Central African Republic: NGO suspends activities in northwest after health workers abducted

BANGUI, 23 May 2007 (IRIN) - The Catholic charity, Caritas, has suspended some of its activities in the town of Bozoum, northwestern Central African Republic (CAR), after the abduction of two health workers in the volatile region, an official said.

The health workers, including a nurse working for the Italian organisation, Cooperazione Internazionale (COOPI) (, were abducted by armed men on Saturday. COOPI aims to improve local health facilities in the area.

Sources said the abductions took place in the bush, 38km from Bozoum. "It is the first time armed bandits have attacked aid workers in the region," Gen Raymond Ndougou, prefect of Bozoum, told IRIN. "The abductions mark the escalation of banditry in the region."

Fr Aurelio Gazzera of Caritas said in a statement that assistance to farmers' associations in the town, monitoring water sanitation and support to schools, would be suspended. However, the 11,000 displaced people living in Bozoum, 384km northwest of the capital, Bangui, would continue to receive help.

He appealed to the CAR government, non-governmental agencies and UN agencies "to take action for concrete interventions that can change the painful situation of the population" affected by conflict in the northwestern Ouham-Pendé Province, where security has deteriorated over the past year due to armed banditry and rebellion.

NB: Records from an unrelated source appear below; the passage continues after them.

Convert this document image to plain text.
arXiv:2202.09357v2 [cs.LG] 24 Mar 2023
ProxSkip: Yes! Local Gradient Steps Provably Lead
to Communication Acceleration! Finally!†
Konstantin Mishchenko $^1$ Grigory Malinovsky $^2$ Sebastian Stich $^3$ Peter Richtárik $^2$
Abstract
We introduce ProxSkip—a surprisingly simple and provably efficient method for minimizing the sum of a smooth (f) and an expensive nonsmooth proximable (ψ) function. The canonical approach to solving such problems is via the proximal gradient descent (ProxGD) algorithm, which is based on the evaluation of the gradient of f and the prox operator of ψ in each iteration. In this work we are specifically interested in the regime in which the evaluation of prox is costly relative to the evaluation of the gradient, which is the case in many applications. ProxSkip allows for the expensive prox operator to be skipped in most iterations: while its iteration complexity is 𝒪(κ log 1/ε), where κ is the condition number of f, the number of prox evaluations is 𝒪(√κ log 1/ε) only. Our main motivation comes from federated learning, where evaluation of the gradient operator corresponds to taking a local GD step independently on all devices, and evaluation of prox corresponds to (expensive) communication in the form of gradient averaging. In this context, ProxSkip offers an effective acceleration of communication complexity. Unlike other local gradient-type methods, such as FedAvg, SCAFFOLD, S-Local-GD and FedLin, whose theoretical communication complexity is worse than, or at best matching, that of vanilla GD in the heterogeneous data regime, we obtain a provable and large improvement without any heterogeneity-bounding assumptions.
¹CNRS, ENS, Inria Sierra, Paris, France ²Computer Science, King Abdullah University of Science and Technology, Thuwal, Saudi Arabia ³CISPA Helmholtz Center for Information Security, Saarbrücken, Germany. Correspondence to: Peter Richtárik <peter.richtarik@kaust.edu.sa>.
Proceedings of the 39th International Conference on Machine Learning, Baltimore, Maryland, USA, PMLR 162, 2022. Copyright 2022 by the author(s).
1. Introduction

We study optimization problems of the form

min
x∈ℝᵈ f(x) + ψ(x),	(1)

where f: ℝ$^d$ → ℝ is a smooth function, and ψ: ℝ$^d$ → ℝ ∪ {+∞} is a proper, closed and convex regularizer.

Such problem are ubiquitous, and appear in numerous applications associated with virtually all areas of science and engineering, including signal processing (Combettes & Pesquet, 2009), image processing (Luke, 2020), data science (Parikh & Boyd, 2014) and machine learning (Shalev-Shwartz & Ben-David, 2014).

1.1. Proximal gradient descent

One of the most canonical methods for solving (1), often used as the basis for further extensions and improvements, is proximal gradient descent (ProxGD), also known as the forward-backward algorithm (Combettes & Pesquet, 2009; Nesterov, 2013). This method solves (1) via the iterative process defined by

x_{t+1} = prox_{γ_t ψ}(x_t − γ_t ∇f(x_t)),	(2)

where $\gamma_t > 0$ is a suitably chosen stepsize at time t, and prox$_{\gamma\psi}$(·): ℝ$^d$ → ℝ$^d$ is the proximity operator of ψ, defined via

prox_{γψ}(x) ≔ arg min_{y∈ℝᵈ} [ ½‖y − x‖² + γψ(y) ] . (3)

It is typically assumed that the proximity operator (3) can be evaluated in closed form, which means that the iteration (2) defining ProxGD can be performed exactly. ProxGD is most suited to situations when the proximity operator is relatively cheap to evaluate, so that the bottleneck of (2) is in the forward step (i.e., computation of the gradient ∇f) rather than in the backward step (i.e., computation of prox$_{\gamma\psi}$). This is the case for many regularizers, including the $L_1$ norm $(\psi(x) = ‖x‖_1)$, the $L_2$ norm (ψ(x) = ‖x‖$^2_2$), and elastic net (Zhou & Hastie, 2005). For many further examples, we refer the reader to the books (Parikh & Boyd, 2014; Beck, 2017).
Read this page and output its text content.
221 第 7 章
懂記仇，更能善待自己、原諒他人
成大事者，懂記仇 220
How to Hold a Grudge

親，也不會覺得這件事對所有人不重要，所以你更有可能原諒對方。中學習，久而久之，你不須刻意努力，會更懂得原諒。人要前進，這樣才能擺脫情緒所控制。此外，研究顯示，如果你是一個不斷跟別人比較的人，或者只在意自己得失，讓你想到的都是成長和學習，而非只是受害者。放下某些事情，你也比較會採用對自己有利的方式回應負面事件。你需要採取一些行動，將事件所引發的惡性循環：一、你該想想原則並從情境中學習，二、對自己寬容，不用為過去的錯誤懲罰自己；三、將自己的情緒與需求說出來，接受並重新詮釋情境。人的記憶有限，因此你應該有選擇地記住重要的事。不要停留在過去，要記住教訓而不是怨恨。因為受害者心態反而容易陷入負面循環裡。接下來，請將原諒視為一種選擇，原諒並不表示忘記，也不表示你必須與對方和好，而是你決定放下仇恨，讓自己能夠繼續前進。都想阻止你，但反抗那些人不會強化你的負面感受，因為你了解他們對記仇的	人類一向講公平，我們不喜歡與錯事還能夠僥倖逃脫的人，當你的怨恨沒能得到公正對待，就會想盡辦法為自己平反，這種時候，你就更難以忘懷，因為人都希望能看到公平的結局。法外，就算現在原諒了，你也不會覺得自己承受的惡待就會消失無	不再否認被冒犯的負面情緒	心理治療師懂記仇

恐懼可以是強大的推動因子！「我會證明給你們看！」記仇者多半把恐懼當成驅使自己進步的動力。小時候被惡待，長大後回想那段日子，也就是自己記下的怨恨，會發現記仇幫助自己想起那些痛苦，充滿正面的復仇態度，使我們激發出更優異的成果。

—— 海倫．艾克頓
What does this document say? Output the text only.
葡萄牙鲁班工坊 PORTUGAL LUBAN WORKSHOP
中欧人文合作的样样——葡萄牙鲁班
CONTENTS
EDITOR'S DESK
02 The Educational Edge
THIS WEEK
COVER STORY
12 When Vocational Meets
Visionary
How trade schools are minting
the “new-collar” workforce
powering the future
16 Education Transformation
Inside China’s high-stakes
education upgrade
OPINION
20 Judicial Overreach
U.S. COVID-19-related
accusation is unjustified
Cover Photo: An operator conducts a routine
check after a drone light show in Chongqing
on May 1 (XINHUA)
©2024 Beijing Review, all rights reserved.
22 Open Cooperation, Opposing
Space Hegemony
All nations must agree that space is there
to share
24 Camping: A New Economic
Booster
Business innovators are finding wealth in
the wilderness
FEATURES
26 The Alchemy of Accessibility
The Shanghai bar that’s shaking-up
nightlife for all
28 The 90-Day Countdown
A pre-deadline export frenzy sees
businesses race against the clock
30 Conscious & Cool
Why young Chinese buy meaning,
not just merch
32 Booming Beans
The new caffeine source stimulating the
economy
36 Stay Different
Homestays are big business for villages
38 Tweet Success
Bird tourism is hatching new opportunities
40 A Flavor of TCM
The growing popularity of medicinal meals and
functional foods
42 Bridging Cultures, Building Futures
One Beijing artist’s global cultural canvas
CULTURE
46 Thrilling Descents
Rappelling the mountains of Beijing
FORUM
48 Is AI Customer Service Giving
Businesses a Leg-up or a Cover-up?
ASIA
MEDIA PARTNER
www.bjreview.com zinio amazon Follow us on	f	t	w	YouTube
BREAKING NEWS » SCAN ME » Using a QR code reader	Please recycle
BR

In New York, the UN strongly condemned the capture of the two health workers and called for their immediate release. According to the UN, nearly 300,000 people have fled their homes in the CAR over the past year because of violence.

"The UN is highly concerned by the recent decline in the security situation in the northwest, which is threatening humanitarian work," UN spokesperson Michele Montas said.

Northwest CAR has been the scene of clashes between government forces and rebels of the Armée populaire pour la restauration de la république et de la démocratie (APRD), and the marauding bandits since October.

The rebels are believed to be opponents of President François Bozize who want to undermine his authority, claiming he overthrew a legitimate government in March 2003, mismanaged public funds and divided the nation. The insurgency has brought untold suffering to civilians in Ouham-Pendé province.